People do, sometimes, make poor life decisions, some of which become fatal in freezing temperatures or near rushing or icy rivers. Those behaviors happen everywhere, not just in Alaska. But we are under a microscope now. For at least another 15 minutes, TV shows about “real” Alaska life SELL. Some tourists do ask us what kind of money we accept. Some ask if Northern Lights come on after sunset. How much responsibility should those writing stories about Alaska have for educating people about our state and the conditions here, good and bad? For me, the answer is a lot, maybe in part because I’m a journalist and in part because I myself am a transplant whose whole first year living here full-time (starting in the fall of 2006) was a steep learning curve.

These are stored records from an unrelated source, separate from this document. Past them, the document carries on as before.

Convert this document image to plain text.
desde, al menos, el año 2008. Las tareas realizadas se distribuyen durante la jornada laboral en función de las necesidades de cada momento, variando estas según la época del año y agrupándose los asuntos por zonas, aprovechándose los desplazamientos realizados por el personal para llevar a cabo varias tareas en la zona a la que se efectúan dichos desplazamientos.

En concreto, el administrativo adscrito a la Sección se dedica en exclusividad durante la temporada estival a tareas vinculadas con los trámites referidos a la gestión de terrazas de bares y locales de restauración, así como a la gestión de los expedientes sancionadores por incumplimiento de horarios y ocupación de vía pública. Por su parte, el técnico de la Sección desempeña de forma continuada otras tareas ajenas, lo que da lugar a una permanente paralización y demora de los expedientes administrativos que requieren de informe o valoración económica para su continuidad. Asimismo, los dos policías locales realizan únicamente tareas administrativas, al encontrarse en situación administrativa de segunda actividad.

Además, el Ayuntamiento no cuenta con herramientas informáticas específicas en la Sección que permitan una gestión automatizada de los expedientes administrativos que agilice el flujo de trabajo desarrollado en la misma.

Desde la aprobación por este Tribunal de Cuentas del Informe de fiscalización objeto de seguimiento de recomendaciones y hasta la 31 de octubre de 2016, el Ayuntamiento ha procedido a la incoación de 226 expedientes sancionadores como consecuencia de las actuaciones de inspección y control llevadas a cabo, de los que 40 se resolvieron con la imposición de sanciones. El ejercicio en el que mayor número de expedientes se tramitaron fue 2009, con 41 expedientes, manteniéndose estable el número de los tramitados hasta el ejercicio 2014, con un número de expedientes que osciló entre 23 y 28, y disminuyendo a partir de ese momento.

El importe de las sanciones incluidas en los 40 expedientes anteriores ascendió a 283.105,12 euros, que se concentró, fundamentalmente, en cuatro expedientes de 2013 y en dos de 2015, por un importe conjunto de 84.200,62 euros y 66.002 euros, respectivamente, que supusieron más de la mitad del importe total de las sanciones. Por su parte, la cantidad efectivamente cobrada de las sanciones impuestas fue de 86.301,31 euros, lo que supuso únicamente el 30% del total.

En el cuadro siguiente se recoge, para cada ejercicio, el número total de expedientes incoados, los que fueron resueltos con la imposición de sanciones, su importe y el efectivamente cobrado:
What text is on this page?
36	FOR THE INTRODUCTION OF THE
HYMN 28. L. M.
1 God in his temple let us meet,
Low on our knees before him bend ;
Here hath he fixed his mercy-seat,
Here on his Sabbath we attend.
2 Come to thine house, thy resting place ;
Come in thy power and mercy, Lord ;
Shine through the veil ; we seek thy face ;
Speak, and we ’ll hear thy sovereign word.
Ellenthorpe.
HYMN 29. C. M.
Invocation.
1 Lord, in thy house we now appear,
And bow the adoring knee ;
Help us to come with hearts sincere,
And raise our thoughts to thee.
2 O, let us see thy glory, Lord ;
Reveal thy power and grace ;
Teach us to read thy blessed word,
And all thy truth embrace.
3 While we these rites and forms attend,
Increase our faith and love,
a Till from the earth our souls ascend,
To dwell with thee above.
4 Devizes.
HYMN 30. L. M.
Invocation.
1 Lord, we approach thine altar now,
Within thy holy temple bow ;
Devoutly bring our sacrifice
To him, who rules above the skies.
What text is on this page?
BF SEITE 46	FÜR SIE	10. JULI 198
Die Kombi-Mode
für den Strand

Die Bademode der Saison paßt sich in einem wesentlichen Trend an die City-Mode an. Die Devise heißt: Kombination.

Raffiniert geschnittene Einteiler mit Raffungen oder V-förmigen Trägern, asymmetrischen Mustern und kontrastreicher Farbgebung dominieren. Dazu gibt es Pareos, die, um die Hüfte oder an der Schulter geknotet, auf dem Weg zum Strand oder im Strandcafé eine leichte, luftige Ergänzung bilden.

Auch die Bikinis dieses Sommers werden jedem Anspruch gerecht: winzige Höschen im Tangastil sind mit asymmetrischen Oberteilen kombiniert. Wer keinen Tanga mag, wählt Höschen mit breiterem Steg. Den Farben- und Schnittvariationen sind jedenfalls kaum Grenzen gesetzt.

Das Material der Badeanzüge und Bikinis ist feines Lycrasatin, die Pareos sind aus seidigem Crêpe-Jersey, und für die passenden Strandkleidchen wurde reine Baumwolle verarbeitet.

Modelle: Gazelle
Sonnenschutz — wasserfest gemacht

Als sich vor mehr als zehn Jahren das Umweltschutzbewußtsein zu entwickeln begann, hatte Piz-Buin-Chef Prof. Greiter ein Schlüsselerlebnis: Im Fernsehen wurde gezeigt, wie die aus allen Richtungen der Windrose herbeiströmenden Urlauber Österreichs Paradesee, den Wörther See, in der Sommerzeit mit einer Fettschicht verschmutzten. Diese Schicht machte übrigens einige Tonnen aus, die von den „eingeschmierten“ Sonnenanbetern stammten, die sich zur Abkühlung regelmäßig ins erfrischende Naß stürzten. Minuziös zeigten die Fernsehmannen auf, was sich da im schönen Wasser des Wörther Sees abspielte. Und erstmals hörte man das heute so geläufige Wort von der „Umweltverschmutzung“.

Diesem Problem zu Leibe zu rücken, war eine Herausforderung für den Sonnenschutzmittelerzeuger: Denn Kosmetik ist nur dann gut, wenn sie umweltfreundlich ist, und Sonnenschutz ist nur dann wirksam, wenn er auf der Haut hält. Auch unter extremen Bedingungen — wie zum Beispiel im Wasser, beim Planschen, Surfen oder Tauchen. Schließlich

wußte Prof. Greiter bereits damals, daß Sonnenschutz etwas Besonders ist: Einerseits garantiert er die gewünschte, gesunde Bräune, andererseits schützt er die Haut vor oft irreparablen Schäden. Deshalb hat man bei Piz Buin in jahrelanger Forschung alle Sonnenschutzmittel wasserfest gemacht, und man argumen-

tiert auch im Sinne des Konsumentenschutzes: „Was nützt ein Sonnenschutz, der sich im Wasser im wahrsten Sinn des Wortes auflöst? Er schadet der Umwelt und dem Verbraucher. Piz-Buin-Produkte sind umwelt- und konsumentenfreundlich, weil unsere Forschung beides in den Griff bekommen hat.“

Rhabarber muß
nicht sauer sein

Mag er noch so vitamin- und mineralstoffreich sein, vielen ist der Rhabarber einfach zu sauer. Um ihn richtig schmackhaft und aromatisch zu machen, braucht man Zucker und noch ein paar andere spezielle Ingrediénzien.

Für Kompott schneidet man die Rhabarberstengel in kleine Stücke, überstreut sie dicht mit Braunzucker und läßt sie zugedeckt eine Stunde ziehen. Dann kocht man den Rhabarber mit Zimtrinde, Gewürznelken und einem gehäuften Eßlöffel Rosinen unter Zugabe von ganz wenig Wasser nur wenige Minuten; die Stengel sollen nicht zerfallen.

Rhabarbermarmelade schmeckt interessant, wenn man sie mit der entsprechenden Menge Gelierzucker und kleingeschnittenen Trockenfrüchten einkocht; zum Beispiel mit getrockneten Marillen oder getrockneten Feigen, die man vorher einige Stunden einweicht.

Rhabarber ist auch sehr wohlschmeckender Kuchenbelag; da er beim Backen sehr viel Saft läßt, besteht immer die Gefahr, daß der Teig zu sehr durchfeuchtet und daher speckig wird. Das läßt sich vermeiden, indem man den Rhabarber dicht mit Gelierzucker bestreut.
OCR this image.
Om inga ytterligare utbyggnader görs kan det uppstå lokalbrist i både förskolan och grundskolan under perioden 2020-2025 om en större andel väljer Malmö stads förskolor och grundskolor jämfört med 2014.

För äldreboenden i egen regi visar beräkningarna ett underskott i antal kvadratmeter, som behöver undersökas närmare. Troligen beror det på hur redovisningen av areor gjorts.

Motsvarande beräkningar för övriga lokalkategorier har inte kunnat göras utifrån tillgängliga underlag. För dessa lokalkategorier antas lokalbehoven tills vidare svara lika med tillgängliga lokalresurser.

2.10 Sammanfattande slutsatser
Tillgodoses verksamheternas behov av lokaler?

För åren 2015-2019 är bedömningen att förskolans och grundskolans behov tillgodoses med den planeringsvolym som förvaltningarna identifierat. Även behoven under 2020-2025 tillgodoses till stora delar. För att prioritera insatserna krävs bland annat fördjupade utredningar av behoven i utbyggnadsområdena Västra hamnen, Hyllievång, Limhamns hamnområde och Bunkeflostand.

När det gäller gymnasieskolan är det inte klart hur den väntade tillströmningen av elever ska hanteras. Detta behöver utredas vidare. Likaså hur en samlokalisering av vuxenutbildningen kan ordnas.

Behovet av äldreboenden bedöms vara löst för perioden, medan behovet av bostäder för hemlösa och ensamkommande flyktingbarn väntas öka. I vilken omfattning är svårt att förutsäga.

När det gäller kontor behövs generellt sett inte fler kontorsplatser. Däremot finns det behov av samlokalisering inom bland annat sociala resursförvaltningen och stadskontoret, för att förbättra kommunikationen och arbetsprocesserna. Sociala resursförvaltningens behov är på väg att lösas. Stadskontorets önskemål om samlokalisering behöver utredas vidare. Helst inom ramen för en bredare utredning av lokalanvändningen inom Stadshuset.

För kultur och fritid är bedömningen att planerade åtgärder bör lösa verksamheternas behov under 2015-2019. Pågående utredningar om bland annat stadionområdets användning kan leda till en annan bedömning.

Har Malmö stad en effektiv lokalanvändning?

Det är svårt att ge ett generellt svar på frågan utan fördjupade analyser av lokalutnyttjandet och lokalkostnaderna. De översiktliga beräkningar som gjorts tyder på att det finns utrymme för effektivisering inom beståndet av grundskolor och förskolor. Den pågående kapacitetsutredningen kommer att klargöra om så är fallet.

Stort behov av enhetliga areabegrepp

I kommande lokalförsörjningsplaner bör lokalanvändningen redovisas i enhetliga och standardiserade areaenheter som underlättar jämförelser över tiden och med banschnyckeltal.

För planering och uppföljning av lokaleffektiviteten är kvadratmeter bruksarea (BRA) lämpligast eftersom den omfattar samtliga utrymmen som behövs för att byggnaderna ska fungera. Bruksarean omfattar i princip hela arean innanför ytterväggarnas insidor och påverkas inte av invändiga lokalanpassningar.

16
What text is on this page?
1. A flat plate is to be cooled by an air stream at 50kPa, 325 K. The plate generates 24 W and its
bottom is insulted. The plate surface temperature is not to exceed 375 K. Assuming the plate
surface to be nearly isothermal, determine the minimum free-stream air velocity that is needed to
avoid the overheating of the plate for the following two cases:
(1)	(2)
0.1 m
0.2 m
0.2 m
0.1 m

I find myself with an extra filter: I don’t want my book to read like an exploitative reality show.
Just a few years ago, before Sarah Palin and “Flying Wild Alaska,” and even before I’d seen an episode of “Alaska State Troopers,” I’d have had no problem ramping-up some of the quirkier aspects of life in rural and urban Alaska. In one town I know of a mayor in the transfer area or town dump shooting nuisance bears. The thought of that being a normal way to go, … that doesn’t cross the mind of folks raised in California suburbs or inner-city anywhere. As I understand it, that mayor was not just out taking pot-shots. Transfer stations in rural areas have big fences and all attempts are made to keep bears from becoming acclimated to humans and human food waste. The saying here is a fed bear is a dead bear.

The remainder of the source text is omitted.